Unlike the Buddha, I still had my bins and a desire to look at birds—any birds. So I hitched up with the Alachua Audubon field trip to Bolen Bluff on Saturday morning. Since it was the last weekend of migration and the weather was so pleasant, over a dozen people showed up. And almost as soon as we hit the trail, we heard and saw a male Hooded Warbler. Not bad.
And only moments after that, we had a few American Redstarts. Nice, but unremarkable. Then a Black-and-white Warbler. Then a Magnolia Warbler. Following scolding flocks of Caroline Chickadees, we found yet more Redstarts. It was beginning to look like that radar report was spot on.
Our next treats: high in the trees was a pair of male Rose-breasted Grosbeaks. And in a berry-filled camphor tree known by birders for its popularity with thrushes were—thrushes! The zone of my brain reserved for East Coast thrush ID is still a fuzzy mess, but reputable people in our group IDed several Grey-cheeked Thrushes and Wood Thrushes.

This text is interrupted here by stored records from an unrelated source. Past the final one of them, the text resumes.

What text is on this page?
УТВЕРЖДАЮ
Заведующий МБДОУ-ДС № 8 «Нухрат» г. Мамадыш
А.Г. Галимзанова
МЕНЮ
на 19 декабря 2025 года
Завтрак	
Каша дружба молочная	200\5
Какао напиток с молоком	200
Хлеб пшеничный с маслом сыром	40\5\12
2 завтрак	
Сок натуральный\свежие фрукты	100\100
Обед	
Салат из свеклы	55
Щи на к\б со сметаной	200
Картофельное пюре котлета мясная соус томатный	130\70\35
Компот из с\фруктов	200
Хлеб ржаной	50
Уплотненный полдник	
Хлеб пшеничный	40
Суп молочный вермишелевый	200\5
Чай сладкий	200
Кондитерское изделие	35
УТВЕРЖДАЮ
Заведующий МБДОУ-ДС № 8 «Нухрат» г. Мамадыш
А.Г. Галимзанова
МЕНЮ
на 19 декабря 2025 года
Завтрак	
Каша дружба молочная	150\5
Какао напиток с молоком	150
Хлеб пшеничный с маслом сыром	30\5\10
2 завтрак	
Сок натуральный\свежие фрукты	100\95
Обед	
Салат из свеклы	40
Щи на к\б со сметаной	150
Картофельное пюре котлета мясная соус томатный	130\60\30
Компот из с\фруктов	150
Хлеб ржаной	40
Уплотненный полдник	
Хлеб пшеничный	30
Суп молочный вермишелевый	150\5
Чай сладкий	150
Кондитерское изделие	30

And despite the dozen of us stomping happily and loudly down the trail, the birds kept coming: we found a tree just off the trail containing about 5 warbler species, including a pair of Black-throated Green Warblers (the first and only I'd seen all season), as well as Bay-breasted and Chestnut-sided Warblers. Ovenbirds hopped around on the ground nearby, and in a nearby tree was a female Scarlet Tanager.
By now, everyone was oohing and aahing in weak-kneed joy. Our trip leader, a hard-core, seen-it-all-before local birder, was overwhelmed. This morning had made up for absolutely all the mornings of bug bites and warbler-less ennui of the preceding months.
The one area in which I didn't not get lucky yesterday was in getting pictures: the hungry warblers were high in the trees and moving fast.
Out on the prairie, we added two more to our warbler count: a Common Yellowthroat and several Palm Warblers. We looked around for Yellow and Prairie Warblers, which failed to materialize, and were beginning to wonder what our final warbler count would be. We were up to 14. Could we hit 15?
It should be mentioned that the number 15 has local relevance beyond being an a good round number: as any self-respecting college football fan knows, 15 is also Tim Tebow's number, and Saturday was UF's homecoming weekend home game, which means GO GATORS!! WOOHOO!!
(Okay, there's a municipal code requiring all Gainesville-based blogs to say that at least once a year. Now where was I?)
Oh yes, birds! There were lots of them! On our way back out of the prairie, we got good looks at a Yellow-billed Cuckoo, and yet more Rose-breasted Grosbeaks. We spotted another warbler that may or may not have been a Prairie—but none of use were sure enough to call it make it our #15.
Still, there were plenty more warblers on the way back out to the trailhead: more American Redstarts and Yellow-throateds and dozens of Magnolia Warblers ( we teased our leader every time he spotted something and said it was "just" a Magnolia! ) Then we saw something else: a bit like a Magnolia, but not really. Not a Prairie either. It hopped around about 20 feet in front of us for a couple of minutes while we passed a bird guide around and examined it: a Cape May!
We had hit 15! And this was a great bird to get, too: Cape Mays show up in Gainesville pretty regularly during spring migration, but rarely during the fall.
And that afternoon, the Gators won (barely) their hard-fought battle against Arkansas, with concussion-suffering #15 leading the way. Coincidence? I think not.
Gator fans, you can thank Alachua Audubon later.